Goreme Open Air Museum
We had time for another instant coffee at the Konya bus station, then it was three hours or more to Goreme, with a brief break in Aksaray. (The bus station there has its own turkey/chicken coop/aviary, but is otherwise not very distinguished).
The view from the bus was pretty flat, with only some distant mountains, but it became dramatic as we dropped into the valleys carved into the plain. (Cappadocia was originally a lake, which filled with volcanic ash creating a huge volume of tufa, a soft volcanic stone which has eroded to form the fantastic chimneys and columns.)
We were in the Arch Palace, which was just behind the mosque, the minaret of which made a convenient landmark, though it was dominated by all the "fairy chimneys". Our hotel owner/manager Mustafa thought we only had two days in Cappadocia, so he was eager to get us underway immediately to visit the Open Air Museum before it stopped accepting visitors at 4pm, and even drove us down there.

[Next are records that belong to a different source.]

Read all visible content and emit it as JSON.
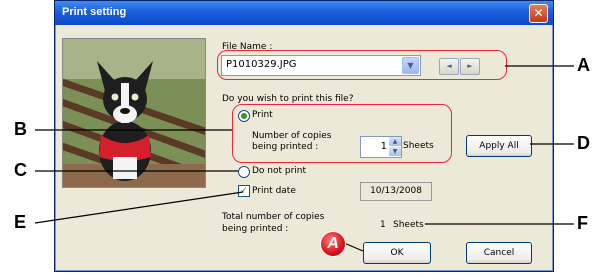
{
  "window": {
    "title": "Print setting",
    "close_glyph": "✕"
  },
  "file_name": {
    "label": "File Name :",
    "value": "P1010329.JPG",
    "prev_glyph": "◄",
    "next_glyph": "►",
    "dropdown_glyph": "▼"
  },
  "prompt": "Do you wish to print this file?",
  "print_option": {
    "label": "Print",
    "selected": true
  },
  "copies": {
    "label_line1": "Number of copies",
    "label_line2": "being printed :",
    "value": "1",
    "unit": "Sheets",
    "up_glyph": "▲",
    "down_glyph": "▼"
  },
  "apply_all_label": "Apply All",
  "do_not_print": {
    "label": "Do not print",
    "selected": false
  },
  "print_date": {
    "label": "Print date",
    "checked": true,
    "check_glyph": "✓",
    "value": "10/13/2008"
  },
  "total": {
    "label_line1": "Total number of copies",
    "label_line2": "being printed :",
    "value": "1",
    "unit": "Sheets"
  },
  "buttons": {
    "ok": "OK",
    "cancel": "Cancel"
  },
  "callouts": {
    "a": "A",
    "b": "B",
    "c": "C",
    "d": "D",
    "e": "E",
    "f": "F",
    "ok_badge": "A"
  },
  "colors": {
    "annotation": "#e8283c",
    "title_bar": "#1b5fdc",
    "dialog_bg": "#ece9d8"
  },
  "icons": [
    "close-icon",
    "dropdown-arrow-icon",
    "prev-arrow-icon",
    "next-arrow-icon",
    "radio-icon",
    "checkbox-icon",
    "spin-up-icon",
    "spin-down-icon"
  ]
}
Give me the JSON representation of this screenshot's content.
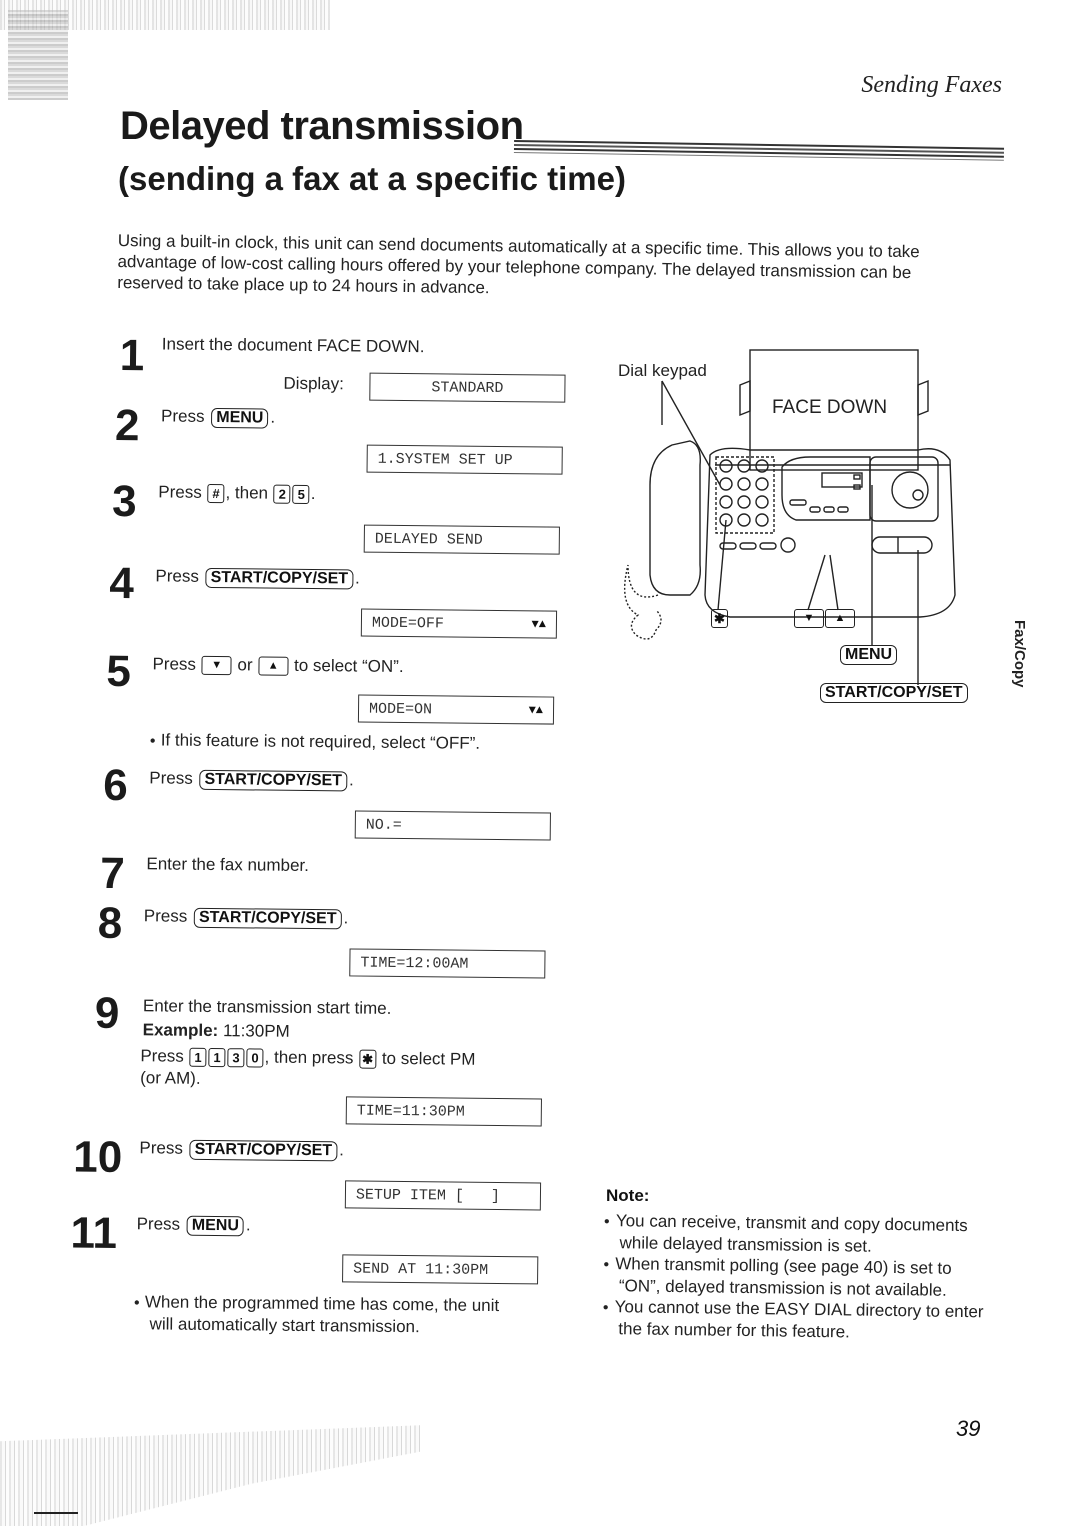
{
  "header": {
    "section": "Sending Faxes",
    "title": "Delayed transmission",
    "subtitle": "(sending a fax at a specific time)"
  },
  "intro": "Using a built-in clock, this unit can send documents automatically at a specific time. This allows you to take advantage of low-cost calling hours offered by your telephone company. The delayed transmission can be reserved to take place up to 24 hours in advance.",
  "steps": [
    {
      "num": "1",
      "text": "Insert the document FACE DOWN.",
      "display_label": "Display:",
      "display": "STANDARD"
    },
    {
      "num": "2",
      "press": "Press",
      "key": "MENU",
      "display": "1.SYSTEM SET UP"
    },
    {
      "num": "3",
      "press": "Press",
      "key1": "#",
      "then": ", then",
      "key2": "2",
      "key3": "5",
      "display": "DELAYED SEND"
    },
    {
      "num": "4",
      "press": "Press",
      "key": "START/COPY/SET",
      "display": "MODE=OFF",
      "display_arrows": "▼▲"
    },
    {
      "num": "5",
      "press": "Press",
      "key1": "▼",
      "or": "or",
      "key2": "▲",
      "rest": "to select “ON”.",
      "display": "MODE=ON",
      "display_arrows": "▼▲",
      "bullet": "If this feature is not required, select “OFF”."
    },
    {
      "num": "6",
      "press": "Press",
      "key": "START/COPY/SET",
      "display": "NO.="
    },
    {
      "num": "7",
      "text": "Enter the fax number."
    },
    {
      "num": "8",
      "press": "Press",
      "key": "START/COPY/SET",
      "display": "TIME=12:00AM"
    },
    {
      "num": "9",
      "text": "Enter the transmission start time.",
      "example_label": "Example:",
      "example_value": "11:30PM",
      "press": "Press",
      "keys": [
        "1",
        "1",
        "3",
        "0"
      ],
      "then_press": ", then press",
      "star_key": "✱",
      "rest": "to select PM",
      "rest2": "(or AM).",
      "display": "TIME=11:30PM"
    },
    {
      "num": "10",
      "press": "Press",
      "key": "START/COPY/SET",
      "display": "SETUP ITEM [   ]"
    },
    {
      "num": "11",
      "press": "Press",
      "key": "MENU",
      "display": "SEND AT 11:30PM",
      "bullet_line1": "When the programmed time has come, the unit",
      "bullet_line2": "will automatically start transmission."
    }
  ],
  "note": {
    "title": "Note:",
    "items": [
      "You can receive, transmit and copy documents while delayed transmission is set.",
      "When transmit polling (see page 40) is set to “ON”, delayed transmission is not available.",
      "You cannot use the EASY DIAL directory to enter the fax number for this feature."
    ]
  },
  "figure": {
    "dial_keypad_label": "Dial keypad",
    "paper_label": "FACE DOWN",
    "star_key": "✱",
    "down_key": "▼",
    "up_key": "▲",
    "menu_key": "MENU",
    "start_key": "START/COPY/SET"
  },
  "side_tab": "Fax/Copy",
  "page_number": "39"
}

The Arch Palace rooms are comfortable but a bit dark, though with the
glorious rooftop terrace there's not much reason to spend any time in
them. (The only drawback was that the hotel wifi didn't reach anywhere
outside the tv room downstairs, but fortunately one of the neigbours
had an unsecured access point that was reachable from the rooftop.)
The Goreme Open Air Museum is a valley full of rock-cut churches, many of them dating to around the 12th century.

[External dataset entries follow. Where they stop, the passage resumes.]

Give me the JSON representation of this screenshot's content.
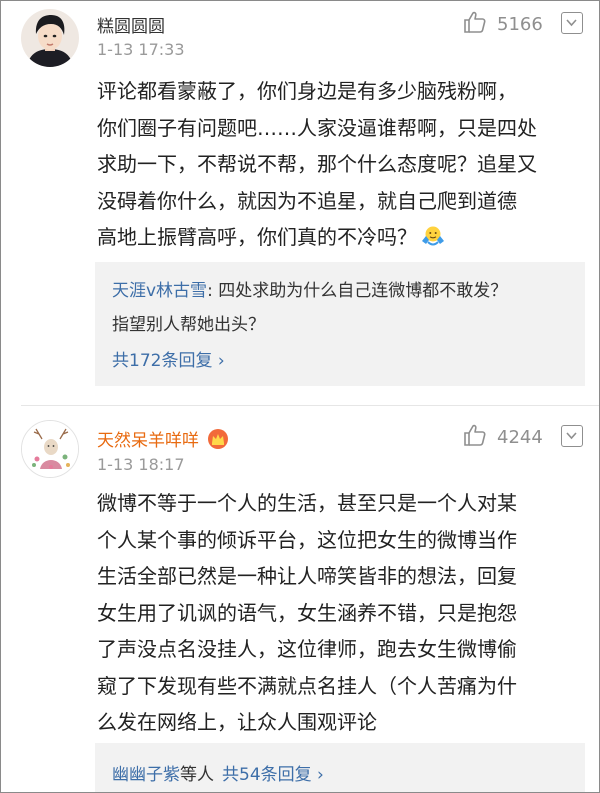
{
  "comments": [
    {
      "username": "糕圆圆圆",
      "time": "1-13 17:33",
      "likes": "5166",
      "lines": [
        "评论都看蒙蔽了，你们身边是有多少脑残粉啊，",
        "你们圈子有问题吧……人家没逼谁帮啊，只是四处",
        "求助一下，不帮说不帮，那个什么态度呢？追星又",
        "没碍着你什么，就因为不追星，就自己爬到道德",
        "高地上振臂高呼，你们真的不冷吗？"
      ],
      "emoji": "shrug-emoji",
      "reply": {
        "author": "天涯v林古雪",
        "text_line1": ": 四处求助为什么自己连微博都不敢发？",
        "text_line2": "指望别人帮她出头？",
        "count_label": "共172条回复 ›"
      }
    },
    {
      "username": "天然呆羊咩咩",
      "name_color": "#e86a10",
      "badge": "crown-badge-icon",
      "time": "1-13 18:17",
      "likes": "4244",
      "lines": [
        "微博不等于一个人的生活，甚至只是一个人对某",
        "个人某个事的倾诉平台，这位把女生的微博当作",
        "生活全部已然是一种让人啼笑皆非的想法，回复",
        "女生用了讥讽的语气，女生涵养不错，只是抱怨",
        "了声没点名没挂人，这位律师，跑去女生微博偷",
        "窥了下发现有些不满就点名挂人（个人苦痛为什",
        "么发在网络上，让众人围观评论"
      ],
      "reply": {
        "author": "幽幽子紫",
        "others": "等人",
        "count_label": "共54条回复 ›"
      }
    }
  ],
  "colors": {
    "link": "#3d6ea8",
    "muted": "#9a9a9a",
    "reply_bg": "#f2f2f2",
    "orange_name": "#e86a10"
  }
}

The internal appearance of a normal church has been carved into the rock, even though most of the features made no sense in the new medium. As well as the churches, there are kitchens, dining rooms, and dormitories — this was a monastic community for six centuries or more.
Though many of the church frescoes are damaged, there are some that in really good condition — we paid extra to go into the "Dark Chapel", where the lack of light and access has protected the paintings.